Why Watersheds?
Peter August, Professor
Department of Natural Resources Science
Peter August is the director of the URI Environmental Data Center.
He earned a BS in biology from the University of San Diego, an MS in biology
from Texas Tech University, and a PhD in biology from Boston University. His
research interests include mammalogy, landscape ecology, conservation biology,
and Geographic Information Systems (GIS). He teaches applied ecology and environmental
applications of GIS.
Awatershed is an area of land that
drains water, sediment, and dissolved materials to a stream, pond, or estuary.
Watersheds are delimited by ridgelines or elevation contours that form drainage
basins. Watersheds are, therefore, functional units of geography that are defined
by the flow of water. Rain that ultimately reaches a stream or pond passes through
the varied land uses within a drainage basin. The relationship between land
cover types and water quality is a complex one. Some land uses are sources of
pollutants to the water (e.g., road surfaces, septic systems in dense residential
areas), whereas other land covers are sinks and can remove pollutants from water
flowing through them (e.g., vegetation bordering rivers or streams). In Rhode
Island, the quality of coastal ecosystems ultimately depends on land uses that
characterize our terrestrial landscapes well away from the shore. Given the
intimate relationship between land use and water quality, environmental scientists
now know that drainage basins are critically important regions. These areas
provide the sources and sinks of pollutants. Indeed, the concept of watershed
management is the focus of many local and national environmental protection
programs and policies.
So, why the interest in watersheds? Historically,
most of our environmental management activities were based on the jurisdictional
limits of participating institutions including towns, counties, and states.
Although logical from a legal and budgetary perspective, this geographic apportioning
of the landscape has no connection to ecological or environmental processes.
Watersheds, on the other hand, make sense for water quality management and represent
the geographic unit of hydrological processes. However, they present a political
and funding challenge to decisionmakers. For example,
most of the drainage basin for Narragansett Bay is in Massachusetts; thus, management
of the environmental condition of the Bay is a matter of managing land use and
point sources of pollution in our neighboring state. The U.S. Environmental
Protection Agency has adopted a strong approach to watershed resource management
and is playing a central role to ensure that different jurisdictional authorities
talk and work together.
Watersheds are not the only viable geographic
units of environmental analysis. Whereas the fate of rain and many pollutants
conform to watershed boundaries, plants, animals, and airborne pollutants do
not. Airsheds (for atmospheric pollutants), ecosystems and landscapes (for plants
and animals), and viewsheds (the view from any given point) are all ways to
look at and manage our environment. They represent the geographic units used
by conservation biologists, landscape planners, and air pollution scientists.
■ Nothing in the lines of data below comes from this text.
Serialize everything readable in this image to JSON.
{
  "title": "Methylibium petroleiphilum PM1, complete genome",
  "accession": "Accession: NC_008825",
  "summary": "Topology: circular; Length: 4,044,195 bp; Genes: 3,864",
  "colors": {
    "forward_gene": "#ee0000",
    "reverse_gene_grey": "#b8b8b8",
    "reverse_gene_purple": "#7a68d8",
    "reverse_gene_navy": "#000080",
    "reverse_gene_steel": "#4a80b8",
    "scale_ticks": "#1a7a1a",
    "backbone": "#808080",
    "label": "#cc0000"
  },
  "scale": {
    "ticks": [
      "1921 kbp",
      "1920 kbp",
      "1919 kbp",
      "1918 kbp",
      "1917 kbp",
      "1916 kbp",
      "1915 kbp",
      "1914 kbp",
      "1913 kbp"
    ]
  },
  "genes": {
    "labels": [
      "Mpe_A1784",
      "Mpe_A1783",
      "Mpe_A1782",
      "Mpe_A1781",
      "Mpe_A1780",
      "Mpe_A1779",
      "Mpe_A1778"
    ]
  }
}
In this issue of Maritimes, we have assembled
a team of local experts to describe why watersheds are interesting and important
to land management in Rhode Island. Art Gold and Pete Groffman provide an overview
of some of the more exciting scientific issues in watershed science. Ray Wright
and Dan Urish---environmental detectives---describe how they systematically
determine the exact location of sources of pollution within drainage basins.
Steve Swallow shows us that watersheds can form the basis of economic assessment
of conservation and development opportunities. Meg Kerr, Patricia Hickey, and
Lorraine Joubert make important points that effective watershed management is
not just a scientific process but has social and political implications. Without
the support of stakeholders and land management officials, proper stewardship
is less likely to occur. To know how effective our management programs are,
our water resources must be consistently monitored. Linda Green summarizes how
the Watershed Watch program has mobilized citizen volunteers to keep tabs on
the quality of our ponds and streams. Last, Grover Fugate, and Richard Ribb,
and Tom Ardito discuss how their agencies have incorporated watershed science
into their resource protection initiatives.